Put the Human Rights Commissions/Tribunals in brackets for now. They're a major bugbear of the far right, because they provide curbs on hate speech. But some of the other points being made by the anti-Big Brother types are worthy of attention.

I find it hard to believe that publishing under an alias, if it isn't for the purposes of fraud, could be made illegal. Well beyond the Charter (which the Speech Warriors also hate).

Plenty here to chew on and worry about, however.

kate raynes-goldie said...

thanks for the great coverage of this. all i can say is *head desk*

question tho: isn't this bill c46? http://bit.ly/ktM0V9

c51 is another awful bill - http://bit.ly/jUFX0R

Anonymous said...

Facebook? If this does anything to Facebook the backlash will be huge. Hell Facebook won't stand for it.

Anonymous said...

Worse that that. Wikileaks said, the N.A.U. is on the way. (the North American Union. This was Harper's evil agenda all along. Harper was beside himself, frantic, begging for a majority, and rabid to win this election. Many don't think Harper did win the election. Well, Canada will be the largest state in the U.S.A. Our currency will be, the Amero dollar.
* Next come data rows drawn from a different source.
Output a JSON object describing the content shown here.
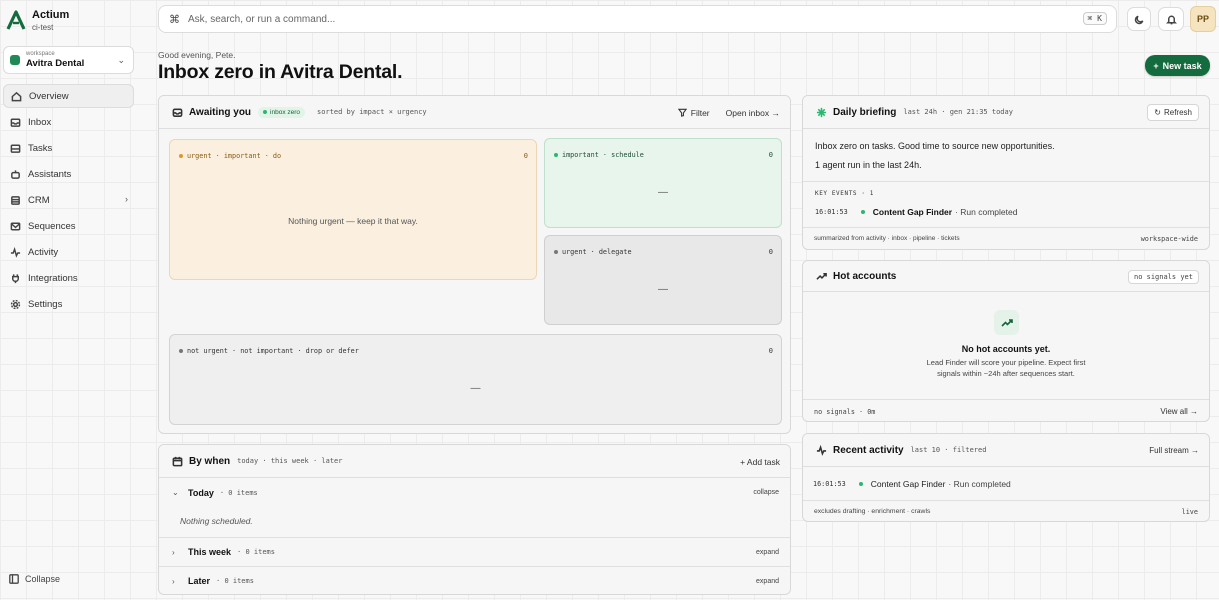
{
  "brand": {
    "name": "Actium",
    "sub": "ci-test"
  },
  "workspace": {
    "label": "workspace",
    "name": "Avitra Dental"
  },
  "nav": {
    "overview": "Overview",
    "inbox": "Inbox",
    "tasks": "Tasks",
    "assistants": "Assistants",
    "crm": "CRM",
    "sequences": "Sequences",
    "activity": "Activity",
    "integrations": "Integrations",
    "settings": "Settings",
    "collapse": "Collapse"
  },
  "command": {
    "placeholder": "Ask, search, or run a command...",
    "shortcut": "⌘ K"
  },
  "user": {
    "initials": "PP"
  },
  "header": {
    "greeting": "Good evening, Pete.",
    "title": "Inbox zero in Avitra Dental.",
    "new_task": "New task"
  },
  "awaiting": {
    "title": "Awaiting you",
    "badge": "inbox zero",
    "sort": "sorted by impact × urgency",
    "filter": "Filter",
    "open_inbox": "Open inbox",
    "q1_label": "urgent · important · do",
    "q1_count": "0",
    "q1_empty": "Nothing urgent — keep it that way.",
    "q2_label": "important · schedule",
    "q2_count": "0",
    "q2_empty": "—",
    "q3_label": "urgent · delegate",
    "q3_count": "0",
    "q3_empty": "—",
    "q4_label": "not urgent · not important · drop or defer",
    "q4_count": "0",
    "q4_empty": "—"
  },
  "by_when": {
    "title": "By when",
    "meta": "today · this week · later",
    "add_task": "Add task",
    "today": {
      "title": "Today",
      "count": "· 0 items",
      "action": "collapse",
      "empty": "Nothing scheduled."
    },
    "week": {
      "title": "This week",
      "count": "· 0 items",
      "action": "expand"
    },
    "later": {
      "title": "Later",
      "count": "· 0 items",
      "action": "expand"
    }
  },
  "briefing": {
    "title": "Daily briefing",
    "meta": "last 24h · gen 21:35 today",
    "refresh": "Refresh",
    "line1": "Inbox zero on tasks. Good time to source new opportunities.",
    "line2": "1 agent run in the last 24h.",
    "key_events": "KEY EVENTS · 1",
    "event_time": "16:01:53",
    "event_agent": "Content Gap Finder",
    "event_status": "· Run completed",
    "footer_left": "summarized from activity · inbox · pipeline · tickets",
    "footer_right": "workspace-wide"
  },
  "hot": {
    "title": "Hot accounts",
    "chip": "no signals yet",
    "empty_title": "No hot accounts yet.",
    "empty_line1": "Lead Finder will score your pipeline. Expect first",
    "empty_line2": "signals within ~24h after sequences start.",
    "footer_left": "no signals · 0m",
    "view_all": "View all →"
  },
  "recent": {
    "title": "Recent activity",
    "meta": "last 10 · filtered",
    "full_stream": "Full stream",
    "row_time": "16:01:53",
    "row_agent": "Content Gap Finder",
    "row_status": "· Run completed",
    "footer_left": "excludes drafting · enrichment · crawls",
    "footer_right": "live"
  },
  "colors": {
    "accent": "#136b3e",
    "success": "#2bb673",
    "warn": "#c9861a"
  },
  "icons": [
    "command-icon",
    "moon-icon",
    "bell-icon",
    "inbox-icon",
    "pulse-icon",
    "trend-icon",
    "calendar-icon",
    "refresh-icon",
    "filter-icon"
  ]
}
There will be, the South American Union. The Asian Union. The European Union. I forget what Union Russia, the Ukraine and such is called.

All I knew, as soon as Harper won or had stolen his majority, we could kiss Canada good-bye.

Anonymous said...

So, I guess Wayne Crookes was dangerous after all (pushed the exact same position for civil libel suits). Time to donate to those who fight him, and who will fight this. Civil harassment is if anything worse than criminal as there is no check nor control on whom files a lawsuit or how persistent they are.

fern hill said...

I didn't know about Wayne Crookes.

Pixie said...

It's already happening people, the shut-down of all of our societal protections. Read about a story about a Canadian woman and her daughter, then ask yourself why no Canadian media is picking it up:

http://ctwatchdog.com/2011/05/05/granny-snatching-death-in-british-columbia-heart-attack-fells-elderly-icon

http://ctwatchdog.com/2011/05/04/granny-snatching-canada-judge-rules-institutions-trump-homes-for-elderly

http://ctwatchdog.com/2011/03/30/granny-snatching-narcotic-poisoning-a-bitter-prescription

Anonymous said...

This is all about limiting Free Speech. After all, censorship is everywhere. The gov’t (and their big business cronies) censor free speech, shut down dissent and ban the book “America Deceived II”. Free speech for all.
Last link (before Google Books bans it also]: iuniverse.com/Bookstore/BookDetail.aspx?BookId=SKU-000190526

fern hill said...

Anonymous @12.38: your link doesn't go to a book, just homepage for self-publishing. Your point is rather lost.

Anonymous said...

Got you libtards on the run now. Gonna lock you up in concentration camps until you learn to run a crooked business and buy connections to pols. Then you can be a pillar of community.

pod said...
This comment has been removed by a blog administrator.